Reverend R. M. Dickey made the first entry in his gold rush diary on August 31, 1897, and kept an account of his adventures as a gold rush missionary until his departure from the Yukon in August 1899.

Description

Rev. Dickey was an Irish/Canadian Presbyterian missionary who was sent north in 1897 with the great stampede of gold seekers to the Klondike gold fields in the Yukon Territory. In retirement, Rev. Dickey spent five years developing a narrative of his experiences in the Alaskan and Canadian north during the great rush for gold. Through Part I of his two-part narrative, Rev. Dickey takes us from Seattle to Skagway. Arriving at the onset of winter, there we reside during early lawless days in the frontier environment molded by the notorious gangster Jefferson Randolph “Soapy” Smith. Part I concludes with one of the best summaries of that period on record, including the death of Smith in a shoot-out with Frank Reid and the ensuing aftermath. Part II of the book takes us up the White Pass Trail to Lake Bennett, down 500 miles of Yukon River to Dawson, and finally to Eldorado in the Klondike gold fields. As the author penned for an Author’s Note to his manuscript in 1947, “I have taken the series of short stories that I wrote years ago, my diary, newspaper clippings, and remembered incidents and experiences from boat and trail and camp. With these as warp and woof, I have attempted to weave a story that presents a true picture of life in Skagway and in the Yukon….” The manuscript resided in the closets of family members for 42 years and then underwent 5 years of editorial transcription, conferral with family members, documentation where possible, and polish. The book includes over three score of Rev. Dickey’s ninety-nine “magic lantern slides,” which he used to illustrate lectures on the Klondike from 1900 to about 1913. Also included are many historical photographs from Northwest archives.

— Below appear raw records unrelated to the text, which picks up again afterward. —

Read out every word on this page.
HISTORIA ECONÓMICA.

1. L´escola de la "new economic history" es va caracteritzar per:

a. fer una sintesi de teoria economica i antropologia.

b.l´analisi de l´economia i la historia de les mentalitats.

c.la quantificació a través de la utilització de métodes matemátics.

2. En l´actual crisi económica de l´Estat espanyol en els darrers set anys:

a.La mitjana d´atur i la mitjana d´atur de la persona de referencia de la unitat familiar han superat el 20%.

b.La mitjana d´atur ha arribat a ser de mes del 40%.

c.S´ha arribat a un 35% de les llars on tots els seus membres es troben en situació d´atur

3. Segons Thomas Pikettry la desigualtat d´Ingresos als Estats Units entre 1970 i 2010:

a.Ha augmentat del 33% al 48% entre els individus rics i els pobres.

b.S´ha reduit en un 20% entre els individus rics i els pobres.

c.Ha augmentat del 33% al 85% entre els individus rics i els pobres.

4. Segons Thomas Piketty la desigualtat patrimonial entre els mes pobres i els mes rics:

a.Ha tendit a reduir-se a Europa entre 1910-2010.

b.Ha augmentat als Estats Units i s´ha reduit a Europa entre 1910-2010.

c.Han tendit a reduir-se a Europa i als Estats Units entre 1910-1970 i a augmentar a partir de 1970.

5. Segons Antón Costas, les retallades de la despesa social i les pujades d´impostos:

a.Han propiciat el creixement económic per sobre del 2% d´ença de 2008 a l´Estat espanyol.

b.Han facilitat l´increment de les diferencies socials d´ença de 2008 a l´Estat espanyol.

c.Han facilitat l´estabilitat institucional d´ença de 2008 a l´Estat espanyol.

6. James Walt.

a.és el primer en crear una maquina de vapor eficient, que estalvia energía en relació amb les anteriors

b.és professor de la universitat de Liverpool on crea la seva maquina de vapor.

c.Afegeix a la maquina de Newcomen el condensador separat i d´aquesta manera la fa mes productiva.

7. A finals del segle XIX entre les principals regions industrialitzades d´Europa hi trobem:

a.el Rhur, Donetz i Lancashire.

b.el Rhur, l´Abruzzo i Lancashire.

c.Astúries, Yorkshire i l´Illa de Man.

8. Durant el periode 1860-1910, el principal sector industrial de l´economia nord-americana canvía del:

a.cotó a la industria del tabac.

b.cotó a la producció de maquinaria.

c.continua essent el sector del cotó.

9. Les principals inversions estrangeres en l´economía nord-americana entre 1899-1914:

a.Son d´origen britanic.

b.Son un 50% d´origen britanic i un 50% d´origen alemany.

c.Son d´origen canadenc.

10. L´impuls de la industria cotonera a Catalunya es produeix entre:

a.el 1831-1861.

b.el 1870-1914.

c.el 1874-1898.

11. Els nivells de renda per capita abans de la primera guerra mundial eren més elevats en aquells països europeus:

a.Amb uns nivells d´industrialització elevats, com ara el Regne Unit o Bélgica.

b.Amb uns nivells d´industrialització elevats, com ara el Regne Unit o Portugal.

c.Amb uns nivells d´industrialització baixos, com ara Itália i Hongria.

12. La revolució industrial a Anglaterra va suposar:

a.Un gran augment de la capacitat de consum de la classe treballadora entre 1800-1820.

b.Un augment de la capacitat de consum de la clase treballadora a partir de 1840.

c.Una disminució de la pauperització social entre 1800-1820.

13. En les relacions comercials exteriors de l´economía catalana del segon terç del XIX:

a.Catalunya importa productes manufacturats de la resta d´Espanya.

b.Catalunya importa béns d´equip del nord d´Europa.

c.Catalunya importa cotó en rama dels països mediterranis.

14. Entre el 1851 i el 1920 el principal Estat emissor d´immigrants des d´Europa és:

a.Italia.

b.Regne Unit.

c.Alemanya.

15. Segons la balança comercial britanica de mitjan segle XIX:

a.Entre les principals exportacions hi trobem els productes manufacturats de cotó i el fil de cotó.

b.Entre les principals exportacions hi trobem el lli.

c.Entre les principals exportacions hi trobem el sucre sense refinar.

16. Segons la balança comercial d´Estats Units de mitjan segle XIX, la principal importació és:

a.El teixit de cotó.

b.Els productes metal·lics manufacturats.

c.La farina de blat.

An ample forward by editor Art Petersen sets the scene, another by eminent Canadian J. King Gordon (son of Canadian novelist Ralph Connor), penned in 1949, frames the story, and an editor’s afterword renders a history of the manuscript and an assessment of the author. Publication of the Dickey manuscript is intended as a service to the humanities, primarily its discipline of history, but it is also the result of a desire to share a good story that is often compelling, moral (without being moralistic), and humorous–and to register an appropriate mark of respect for Rev. Dickey, a remarkable man.